On the whole, he regretted that he was going to see her again so soon. Her pertness, which had seemed fairly clever the previous night, would probably descend to triteness in the morning; he could even see her endeavouring to keep up the same exchange of short sentences. Bah! It was like a duel with toothpicks. The stolid respectability of Berners Street lent its aid to the conviction that the morning would hold nothing but anti-climax.

And he was poet enough to prefer an unfinished sonnet to one with an inartistic ending.

II.

Austin Selwyn was twenty-six—an age which has something in common with almost every one of the seven celebrated by Shakespeare. Like most men in their twenties, he had the character of a chameleon, and adapted himself to his surroundings with almost uncanny facility. At college he had been an ardent member of a dozen cliques, even falling under the egotism of the men who dabbled in Spiritualism, but a clarity of thought and a strain of Dutch ancestry kept his feet on the earth when the rest of him showed signs of soaring.

Some moderate wit had said of him at college that he was himself only twice a day—when he got up in the morning and when he went to bed at night. This Stevensonian theory was not quite true, for a chameleon does not cease to be a chameleon because it changes its colour.

It was perhaps his susceptibility to the many vintages of existence that had impelled him to write, authors being more or less a natural result of the economic law of intake and output. As is the habit of most young writers, he wrote on various subjects, put enough material for a two-volume novel into a short story, and generally revelled in the prodigality of literary youth.
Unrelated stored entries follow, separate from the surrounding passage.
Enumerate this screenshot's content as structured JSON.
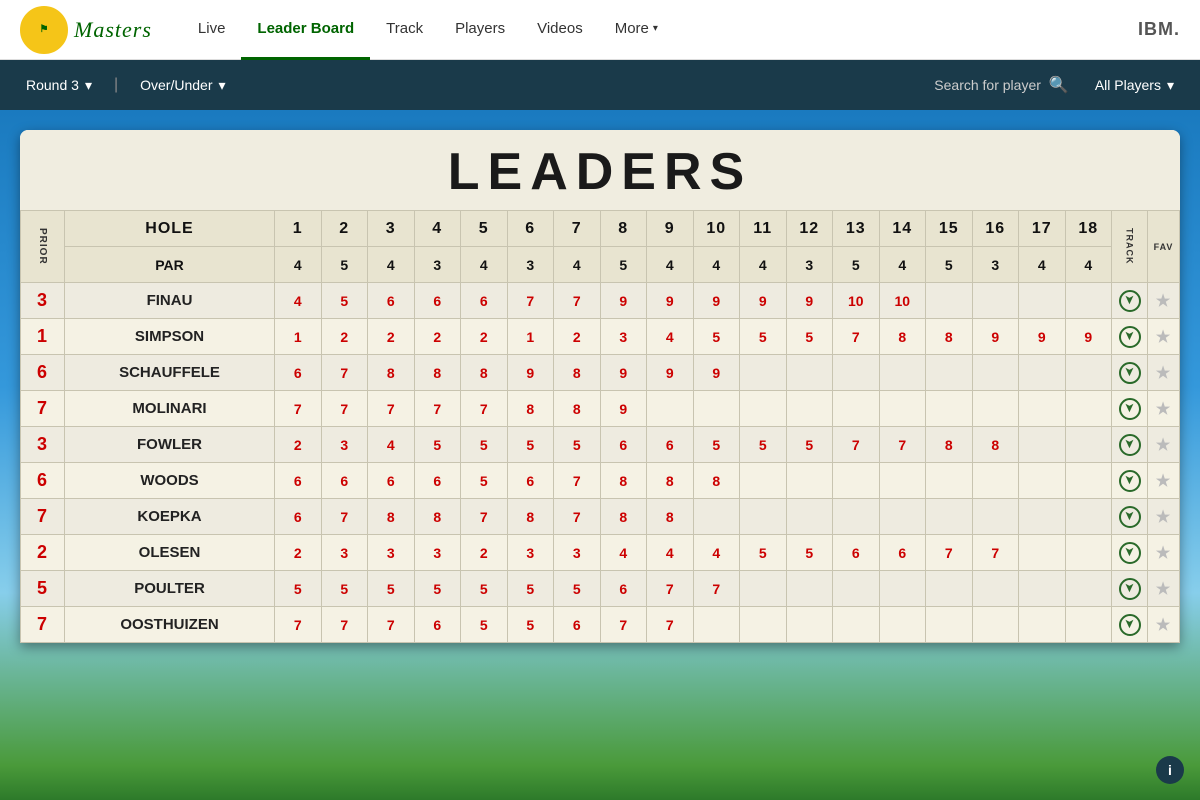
{
  "nav": {
    "logo_text": "Masters",
    "ibm_label": "IBM.",
    "links": [
      {
        "label": "Live",
        "active": false
      },
      {
        "label": "Leader Board",
        "active": true
      },
      {
        "label": "Track",
        "active": false
      },
      {
        "label": "Players",
        "active": false
      },
      {
        "label": "Videos",
        "active": false
      },
      {
        "label": "More",
        "active": false,
        "has_arrow": true
      }
    ]
  },
  "sub_nav": {
    "round_label": "Round 3",
    "over_under_label": "Over/Under",
    "search_placeholder": "Search for player",
    "all_players_label": "All Players"
  },
  "board": {
    "title": "LEADERS",
    "headers": {
      "prior": "PRIOR",
      "hole": "HOLE",
      "par": "PAR",
      "track": "TRACK",
      "fav": "FAV",
      "holes": [
        1,
        2,
        3,
        4,
        5,
        6,
        7,
        8,
        9,
        10,
        11,
        12,
        13,
        14,
        15,
        16,
        17,
        18
      ]
    },
    "par_values": [
      4,
      5,
      4,
      3,
      4,
      3,
      4,
      5,
      4,
      4,
      4,
      3,
      5,
      4,
      5,
      3,
      4,
      4
    ],
    "players": [
      {
        "prior": "3",
        "name": "FINAU",
        "scores": [
          "4",
          "5",
          "6",
          "6",
          "6",
          "7",
          "7",
          "9",
          "9",
          "9",
          "9",
          "9",
          "10",
          "10",
          "",
          "",
          "",
          ""
        ]
      },
      {
        "prior": "1",
        "name": "SIMPSON",
        "scores": [
          "1",
          "2",
          "2",
          "2",
          "2",
          "1",
          "2",
          "3",
          "4",
          "5",
          "5",
          "5",
          "7",
          "8",
          "8",
          "9",
          "9",
          "9"
        ]
      },
      {
        "prior": "6",
        "name": "SCHAUFFELE",
        "scores": [
          "6",
          "7",
          "8",
          "8",
          "8",
          "9",
          "8",
          "9",
          "9",
          "9",
          "",
          "",
          "",
          "",
          "",
          "",
          "",
          ""
        ]
      },
      {
        "prior": "7",
        "name": "MOLINARI",
        "scores": [
          "7",
          "7",
          "7",
          "7",
          "7",
          "8",
          "8",
          "9",
          "",
          "",
          "",
          "",
          "",
          "",
          "",
          "",
          "",
          ""
        ]
      },
      {
        "prior": "3",
        "name": "FOWLER",
        "scores": [
          "2",
          "3",
          "4",
          "5",
          "5",
          "5",
          "5",
          "6",
          "6",
          "5",
          "5",
          "5",
          "7",
          "7",
          "8",
          "8",
          "",
          ""
        ]
      },
      {
        "prior": "6",
        "name": "WOODS",
        "scores": [
          "6",
          "6",
          "6",
          "6",
          "5",
          "6",
          "7",
          "8",
          "8",
          "8",
          "",
          "",
          "",
          "",
          "",
          "",
          "",
          ""
        ]
      },
      {
        "prior": "7",
        "name": "KOEPKA",
        "scores": [
          "6",
          "7",
          "8",
          "8",
          "7",
          "8",
          "7",
          "8",
          "8",
          "",
          "",
          "",
          "",
          "",
          "",
          "",
          "",
          ""
        ]
      },
      {
        "prior": "2",
        "name": "OLESEN",
        "scores": [
          "2",
          "3",
          "3",
          "3",
          "2",
          "3",
          "3",
          "4",
          "4",
          "4",
          "5",
          "5",
          "6",
          "6",
          "7",
          "7",
          "",
          ""
        ]
      },
      {
        "prior": "5",
        "name": "POULTER",
        "scores": [
          "5",
          "5",
          "5",
          "5",
          "5",
          "5",
          "5",
          "6",
          "7",
          "7",
          "",
          "",
          "",
          "",
          "",
          "",
          "",
          ""
        ]
      },
      {
        "prior": "7",
        "name": "OOSTHUIZEN",
        "scores": [
          "7",
          "7",
          "7",
          "6",
          "5",
          "5",
          "6",
          "7",
          "7",
          "",
          "",
          "",
          "",
          "",
          "",
          "",
          "",
          ""
        ]
      }
    ]
  }
}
He was prepared to be a social satirist, a chronicler of the Smart Set, a champion of the down-trodden masses, or a commercial essayist, according to the first public that showed appreciation of his work.

Although he had lived in Boston, that city which claims so close an affinity to ancient Athens (as a matter of fact, has it not been said that Athens is the Boston of Europe?), he was drawn to the great vortex of New York, that mighty capital of modernism which sucks the best brains of an entire continent. For some time he wrote beneath his own standard and with considerable success. Following the example of several successful New York authors, he plunged into a hectic portrayal of 'high' society, a set of people that makes one wonder as to the exact meaning of the adjective. For a short space he came under the influence of the studied Bohemianism of 'Greenwich Village,' and wrote deucedly clever things for the applause of the villagers, then sneered at American taste because people in Arkansas did not like his work. Still retaining his love of Greenwichery, he next succumbed to the money lure of the motion-picture industry, which offered to buy the picture-rights of his stories, provided he would introduce into them the elements which go to make up successful American films.

With the prospect of a bank president's income before him, he succeeded in writing his share of that form of American literature which has a certain love interest, almost obscured by a nasty sexual diagnosis, an element of comedy relief, and, above all, a passionate adherence to the craze of the moment—a work that fades from the mind with the closing of the book, as the memory of the author's name vanishes almost before the last sound of the earth dropped upon his coffin.